In all honesty I’d have to say that Blinded by the Light is an average movie with connections to the teenage generation. Unfortunately the first 30 minutes is full of predictable ups and downs of friendships, desires and family angst, making it a bit uneventful. The half hour intro leads you to question why one should even continue watching. Beyond that, however I did like the music, dancing and drama that followed even though it’s foreseeable and that the message will be one that’s obvious. “Be your own self and you will eventually come out of your cocoon and fly like the butterfly you choose to be”.

This film is based on a true story of Javed (Viveik Kalra). He’s a young man who has become a pushover. Even though he tries to be himself, being brought up in his ethnic family, his father (Kulvinder Ghir) keeps him from making choices on his own. Whether its love, his poetry or trying to develop his social life outside the home, it’s not working for him. His inspiration to change, however is in the music he creates in his head and writing lyrics for a friend.

Viveik Kalra as Javed in BLINDED BY THE LIGHT. photos courtesy of Warner Bros. Pictures

Based on the songs of Bruce Springsteen, he starts to come out of his shell and stand up for himself. Not playing music, but the inspiration to write urged by the lyrical masterpieces of Springsteen.
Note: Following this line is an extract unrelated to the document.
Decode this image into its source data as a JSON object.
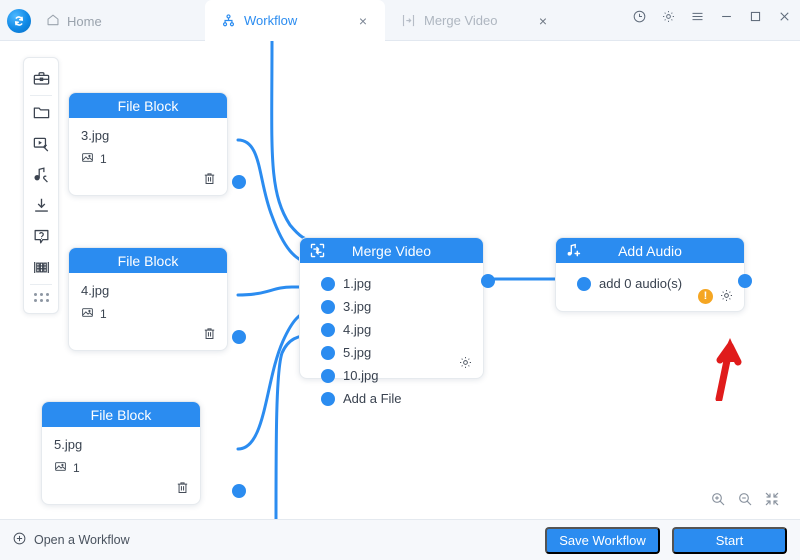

To watch someone have a life changing epiphany through the wonders of song actually gives hope to the younger generation, as had the generations before and the ones to come.
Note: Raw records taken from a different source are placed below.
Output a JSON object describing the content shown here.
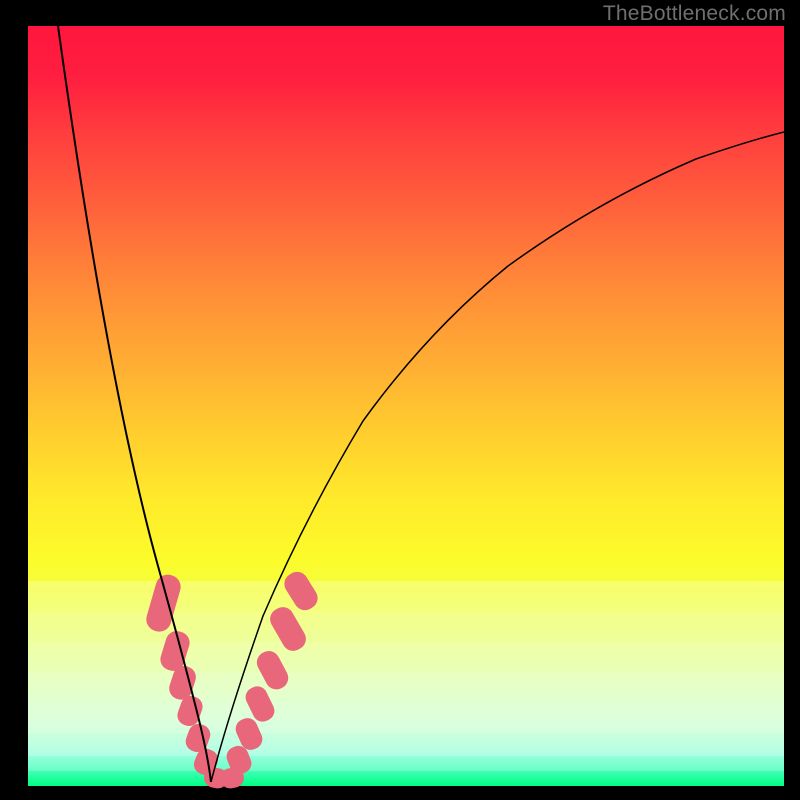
{
  "watermark": "TheBottleneck.com",
  "colors": {
    "bead": "#e9677a",
    "curve": "#000000"
  },
  "chart_data": {
    "type": "line",
    "title": "",
    "xlabel": "",
    "ylabel": "",
    "xlim": [
      0,
      100
    ],
    "ylim": [
      0,
      100
    ],
    "grid": false,
    "notes": "V-shaped bottleneck curve. No numeric axes shown; values below are estimated normalized percentages read from pixel positions (0=left/bottom, 100=right/top). Minimum (bottleneck≈0) near x≈24. Pink bead clusters mark the low-bottleneck region on both sides of the minimum.",
    "series": [
      {
        "name": "left-branch",
        "x": [
          4.0,
          6.3,
          9.5,
          12.7,
          15.9,
          19.0,
          22.2,
          24.2
        ],
        "y": [
          100.0,
          79.3,
          58.3,
          42.5,
          29.5,
          18.0,
          7.5,
          0.5
        ]
      },
      {
        "name": "right-branch",
        "x": [
          24.2,
          26.7,
          31.0,
          36.8,
          44.5,
          54.0,
          65.1,
          77.4,
          90.3,
          100.0
        ],
        "y": [
          0.5,
          9.6,
          22.1,
          35.3,
          47.7,
          58.8,
          68.6,
          76.7,
          82.9,
          86.0
        ]
      }
    ],
    "bead_clusters": [
      {
        "side": "left",
        "x_range": [
          17.3,
          19.2
        ],
        "y_range": [
          26.3,
          15.8
        ]
      },
      {
        "side": "left",
        "x_range": [
          19.2,
          21.6
        ],
        "y_range": [
          15.8,
          10.5
        ]
      },
      {
        "side": "left",
        "x_range": [
          21.6,
          24.2
        ],
        "y_range": [
          10.5,
          0.5
        ]
      },
      {
        "side": "right",
        "x_range": [
          24.2,
          26.7
        ],
        "y_range": [
          0.5,
          9.6
        ]
      },
      {
        "side": "right",
        "x_range": [
          26.7,
          29.0
        ],
        "y_range": [
          9.6,
          15.8
        ]
      },
      {
        "side": "right",
        "x_range": [
          29.0,
          31.9
        ],
        "y_range": [
          15.8,
          26.3
        ]
      }
    ]
  }
}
I do like the way co-writer and Director Gurinder Chadha handles the friendship in the film by showing how they can be easily destroyed from differences in ethnic background. In England the people are becoming negative toward Javed’s Pakistani heritage and in his village are attacking them. His best friend Matt (Dean-Charles Chapman), who grew up with him, has become a local rock-star with the help of Javed’s lyrics. But, due to Matt’s unfortunate intrusion in Javed’s love life, they have drifted apart. Not having this link to the British way of life, Javed feels the pressures of society. It’s a very good insight and shows how social norms can change a person.

Nell Williams as Eliza and Viveik Kalra as Javed in BLINDED BY THE LIGHT. photos courtesy of Warner Bros. Pictures

But, Director Chadha has a plan and the rest of the movie plays out tactically when he introduces another Pakistani to the film, Roops (Aaron Phagura). A pivotal role, Roops becomes the catalyst and the connection to Bruce Springsteen that makes the film work. It’s what changes a flat opening to a worthwhile movie for not just teens, but everyone.
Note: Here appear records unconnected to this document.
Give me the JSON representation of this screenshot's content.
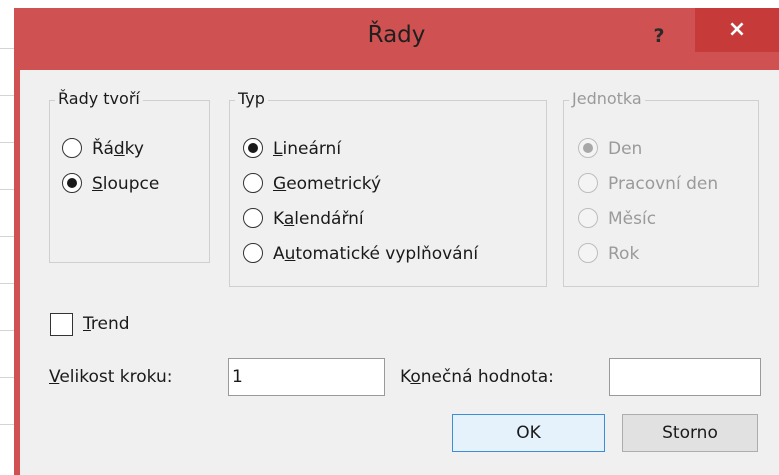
{
  "dialog": {
    "title": "Řady",
    "help_label": "?",
    "close_label": "×"
  },
  "series_in": {
    "legend": "Řady tvoří",
    "options": [
      {
        "pre": "Řá",
        "u": "d",
        "post": "ky",
        "checked": false
      },
      {
        "pre": "",
        "u": "S",
        "post": "loupce",
        "checked": true
      }
    ]
  },
  "type": {
    "legend": "Typ",
    "options": [
      {
        "pre": "",
        "u": "L",
        "post": "ineární",
        "checked": true
      },
      {
        "pre": "",
        "u": "G",
        "post": "eometrický",
        "checked": false
      },
      {
        "pre": "K",
        "u": "a",
        "post": "lendářní",
        "checked": false
      },
      {
        "pre": "A",
        "u": "u",
        "post": "tomatické vyplňování",
        "checked": false
      }
    ]
  },
  "unit": {
    "legend": "Jednotka",
    "disabled": true,
    "options": [
      {
        "label": "Den",
        "checked": true
      },
      {
        "label": "Pracovní den",
        "checked": false
      },
      {
        "label": "Měsíc",
        "checked": false
      },
      {
        "label": "Rok",
        "checked": false
      }
    ]
  },
  "trend": {
    "pre": "",
    "u": "T",
    "post": "rend",
    "checked": false
  },
  "step": {
    "pre": "",
    "u": "V",
    "post": "elikost kroku:",
    "value": "1"
  },
  "stop": {
    "pre": "K",
    "u": "o",
    "post": "nečná hodnota:",
    "value": ""
  },
  "buttons": {
    "ok": "OK",
    "cancel": "Storno"
  }
}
In addition to Roops, I do like the performance by Nell Williams as Eliza, Javed’s class friend. She asks Javed out on a date and it’s the beginning of the desire to fight for his freedom from family anxiety. Director Chadha doesn’t make it an easy transition to romance and that’s a good thing because it feels more real in the long run.

Aaron Phagura as Roops in BLINDED BY THE LIGHT. photos courtesy of Warner Bros. Pictures

This is a very good family movie for those who like singing and dancing with an okay story behind it all. There is something that everyone can get out of it especially the relationships, drama, music and the chance to sing along to “the boss”.

Blinded by the Light has been rated PG-13 by the MPAA for thematic material and language including some ethnic slurs. Be cautious when bringing immature children to the film as the violence in the streets involving a family affair does become disturbing. Check out Bruce Springsteen when the credits roll.